Die Regelungen in ihrer Gesamtheit würden Sie aber spätestens dann unangemessen benachteiligen, wenn die Ehe noch längere Zeit fortbesteht und/oder sich die genannten Umstände verändern, insbesondere aus der Ehe Kinder hervorgehen würden, die Sie unter Aufgabe der eigenen Berufstätigkeit betreuen würden. Dann wären Sie durch den Ehevertrag deutlich benachteiligt.

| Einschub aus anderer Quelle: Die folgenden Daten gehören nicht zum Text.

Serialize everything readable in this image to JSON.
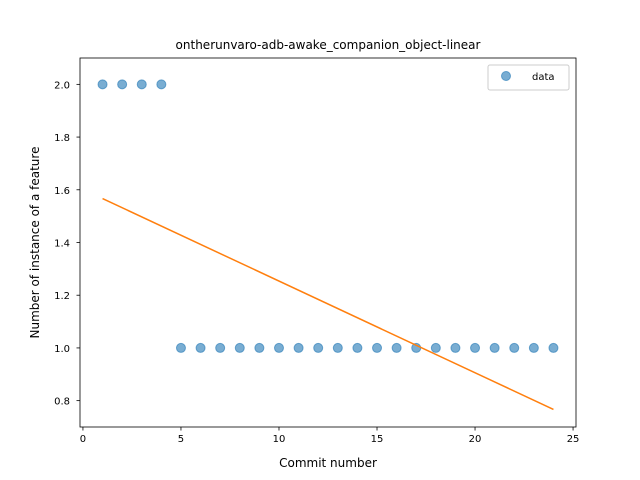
{
  "chart_data": {
    "type": "scatter",
    "title": "ontherunvaro-adb-awake_companion_object-linear",
    "xlabel": "Commit number",
    "ylabel": "Number of instance of a feature",
    "xlim": [
      -0.15,
      25.15
    ],
    "ylim": [
      0.7,
      2.1
    ],
    "xticks": [
      0,
      5,
      10,
      15,
      20,
      25
    ],
    "yticks": [
      0.8,
      1.0,
      1.2,
      1.4,
      1.6,
      1.8,
      2.0
    ],
    "xtick_labels": [
      "0",
      "5",
      "10",
      "15",
      "20",
      "25"
    ],
    "ytick_labels": [
      "0.8",
      "1.0",
      "1.2",
      "1.4",
      "1.6",
      "1.8",
      "2.0"
    ],
    "grid": false,
    "legend_position": "top-right",
    "series": [
      {
        "name": "data",
        "kind": "scatter",
        "color": "#1f77b4",
        "x": [
          1,
          2,
          3,
          4,
          5,
          6,
          7,
          8,
          9,
          10,
          11,
          12,
          13,
          14,
          15,
          16,
          17,
          18,
          19,
          20,
          21,
          22,
          23,
          24
        ],
        "y": [
          2,
          2,
          2,
          2,
          1,
          1,
          1,
          1,
          1,
          1,
          1,
          1,
          1,
          1,
          1,
          1,
          1,
          1,
          1,
          1,
          1,
          1,
          1,
          1
        ]
      },
      {
        "kind": "line",
        "color": "#ff7f0e",
        "x": [
          1,
          24
        ],
        "y": [
          1.5667,
          0.7667
        ]
      }
    ],
    "legend": [
      {
        "label": "data",
        "marker": "circle",
        "color": "#1f77b4"
      }
    ]
  }
}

Grundsätzlich ist es zwar so, dass im Falle einer Scheidung das Gericht die Sozialverträglichkeit eines solchen Ehevertrages prüfen muss und prüft. Der Notar weist darauf in § 6 ausdrücklich hin.
Allerdings ist das Gericht auch an den Grundsatz gebunden, dass geschlossene Verträge grundsätzlich bindend sind. Nur in ganz krassen Ausnahmefällen darf das Gericht solche Verträge außer Kraft setzen.
Diese Kontrollmöglichkeit sollten Sie daher nicht überbewerten.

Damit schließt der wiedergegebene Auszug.